Claro que, puesto que es viejo y está mal, es muy probable que haya aceptado su pena de muerte como si nada tuviera que ver ya con nosotros. Aun así, es de creer que quien descansa de verdad con esa desaparición es el vivo, y más aún quien le ha acompañado en sus últimos momentos. El vivo es quien proyecta su propio agotamiento  en el conveniente descanso del muerto. Lo cierto es que el vivo no aguantaba más. No sólo, ni sobre todo, las horas de sueño perdido, los sobresaltos junto al lecho del moribundo o el trajín que se organiza en su derredor. Lo que ya no podía soportar era el espectáculo de la muerte del otro, en la medida en que, inevitablemente, era la escenificación con ligeras variantes de la suya próxima.

 

Por eso es tan corriente decir que, como nada se puede hacer, lo mejor era acabar cuanto antes.

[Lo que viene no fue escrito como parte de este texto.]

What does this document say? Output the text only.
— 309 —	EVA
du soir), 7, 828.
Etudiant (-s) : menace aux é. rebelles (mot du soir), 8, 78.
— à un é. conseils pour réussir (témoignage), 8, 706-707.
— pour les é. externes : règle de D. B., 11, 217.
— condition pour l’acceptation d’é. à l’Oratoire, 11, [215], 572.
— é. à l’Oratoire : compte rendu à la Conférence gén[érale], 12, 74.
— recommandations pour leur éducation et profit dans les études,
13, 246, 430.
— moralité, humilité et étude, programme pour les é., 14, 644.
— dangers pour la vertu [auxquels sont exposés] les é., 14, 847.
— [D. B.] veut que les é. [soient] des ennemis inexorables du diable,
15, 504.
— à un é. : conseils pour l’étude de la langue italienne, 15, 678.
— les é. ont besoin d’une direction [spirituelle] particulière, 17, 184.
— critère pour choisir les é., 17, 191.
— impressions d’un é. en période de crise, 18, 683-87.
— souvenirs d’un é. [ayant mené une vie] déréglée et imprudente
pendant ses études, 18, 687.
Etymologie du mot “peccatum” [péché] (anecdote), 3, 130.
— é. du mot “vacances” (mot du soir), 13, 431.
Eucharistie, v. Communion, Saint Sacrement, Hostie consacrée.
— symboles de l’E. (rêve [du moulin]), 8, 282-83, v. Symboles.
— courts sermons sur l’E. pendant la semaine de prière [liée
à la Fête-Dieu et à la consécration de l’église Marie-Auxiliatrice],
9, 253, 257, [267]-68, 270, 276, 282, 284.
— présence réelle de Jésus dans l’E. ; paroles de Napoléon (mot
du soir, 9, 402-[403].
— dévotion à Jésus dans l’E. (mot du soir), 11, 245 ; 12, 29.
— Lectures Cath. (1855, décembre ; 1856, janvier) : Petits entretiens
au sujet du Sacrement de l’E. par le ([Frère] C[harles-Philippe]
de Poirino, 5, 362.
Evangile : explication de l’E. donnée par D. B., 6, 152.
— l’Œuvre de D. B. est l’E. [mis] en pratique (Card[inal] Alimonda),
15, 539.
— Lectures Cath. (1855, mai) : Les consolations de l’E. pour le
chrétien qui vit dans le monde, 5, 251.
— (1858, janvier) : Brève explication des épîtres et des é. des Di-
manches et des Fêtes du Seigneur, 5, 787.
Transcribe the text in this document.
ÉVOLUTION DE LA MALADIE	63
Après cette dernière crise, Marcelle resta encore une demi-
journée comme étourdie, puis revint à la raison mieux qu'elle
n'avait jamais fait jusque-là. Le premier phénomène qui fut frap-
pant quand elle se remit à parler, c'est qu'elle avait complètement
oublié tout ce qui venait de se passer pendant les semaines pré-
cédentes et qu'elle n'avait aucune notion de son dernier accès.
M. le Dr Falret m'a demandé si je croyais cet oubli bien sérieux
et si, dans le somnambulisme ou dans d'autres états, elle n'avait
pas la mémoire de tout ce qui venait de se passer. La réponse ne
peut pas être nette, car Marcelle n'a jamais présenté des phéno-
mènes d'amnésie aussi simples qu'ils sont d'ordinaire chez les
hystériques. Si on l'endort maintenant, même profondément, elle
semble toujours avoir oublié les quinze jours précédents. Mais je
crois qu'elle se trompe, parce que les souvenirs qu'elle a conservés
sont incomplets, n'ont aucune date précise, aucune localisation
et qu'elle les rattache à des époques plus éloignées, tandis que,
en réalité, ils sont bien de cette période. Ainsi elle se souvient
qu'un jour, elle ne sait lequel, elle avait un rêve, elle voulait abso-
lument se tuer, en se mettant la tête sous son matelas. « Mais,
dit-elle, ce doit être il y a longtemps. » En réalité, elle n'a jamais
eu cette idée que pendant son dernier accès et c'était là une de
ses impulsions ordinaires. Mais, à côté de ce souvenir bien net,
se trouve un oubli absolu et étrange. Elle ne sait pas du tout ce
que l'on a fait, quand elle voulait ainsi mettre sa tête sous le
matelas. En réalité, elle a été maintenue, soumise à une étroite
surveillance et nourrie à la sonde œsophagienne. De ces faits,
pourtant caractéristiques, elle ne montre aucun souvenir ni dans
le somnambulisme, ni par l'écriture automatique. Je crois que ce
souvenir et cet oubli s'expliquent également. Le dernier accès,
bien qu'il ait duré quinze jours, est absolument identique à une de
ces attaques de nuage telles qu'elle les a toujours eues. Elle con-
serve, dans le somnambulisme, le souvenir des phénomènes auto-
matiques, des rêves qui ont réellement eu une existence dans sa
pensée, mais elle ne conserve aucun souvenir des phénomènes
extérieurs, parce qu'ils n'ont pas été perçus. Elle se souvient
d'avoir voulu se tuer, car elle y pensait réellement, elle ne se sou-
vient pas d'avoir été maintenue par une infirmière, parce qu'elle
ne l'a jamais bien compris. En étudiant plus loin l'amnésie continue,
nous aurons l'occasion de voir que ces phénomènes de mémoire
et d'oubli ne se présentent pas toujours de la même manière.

A primera vista, parece una constatación de lo inevitable. Pero, a una segunda ojeada, bien podría ser de nuevo un subterfugio más o menos falso e interesado. Como si fuera un intento de acallar la duda de si habremos acompañado lo suficiente al moribundo, de si en trance tan crítico le hemos dado cuanto estaba en nuestra mano. Y no cabe descartar que de pronto nos sobresaltemos por habernos gozado, en algún rincón de nuestra alma, de que por fin todo haya acabado y aquel prójimo  -gracias a alcanzar su paz eterna-  nos deje realmente en paz.

 

Pero lo más llamativo de todo este proceso es la facilidad con la que acogemos la muerte (al menos la del otro, porque ya veremos cómo aceptamos la propia). O sea, el modo como asumimos en nuestras vidas la Necesidad, de la que la muerte es el signo más preclaro. Nos entregamos a ella desde tan pronto y de tantas maneras… Por ejemplo, cuando repartimos la vida en fases y, siguiendo los usos incontestados, adjudicamos a cada una de ellas sus derechos y sus deberes, unas conductas correctas y otras indecentes. Así es como hemos decidido que lo adecuado en el viejo es morirse, y nada más. Pero algún día comprenderemos que la más digna actitud del hombre ante la muerte es la rebelión incansable. Sólo ese día, entonces sí, habremos merecido el descanso eterno.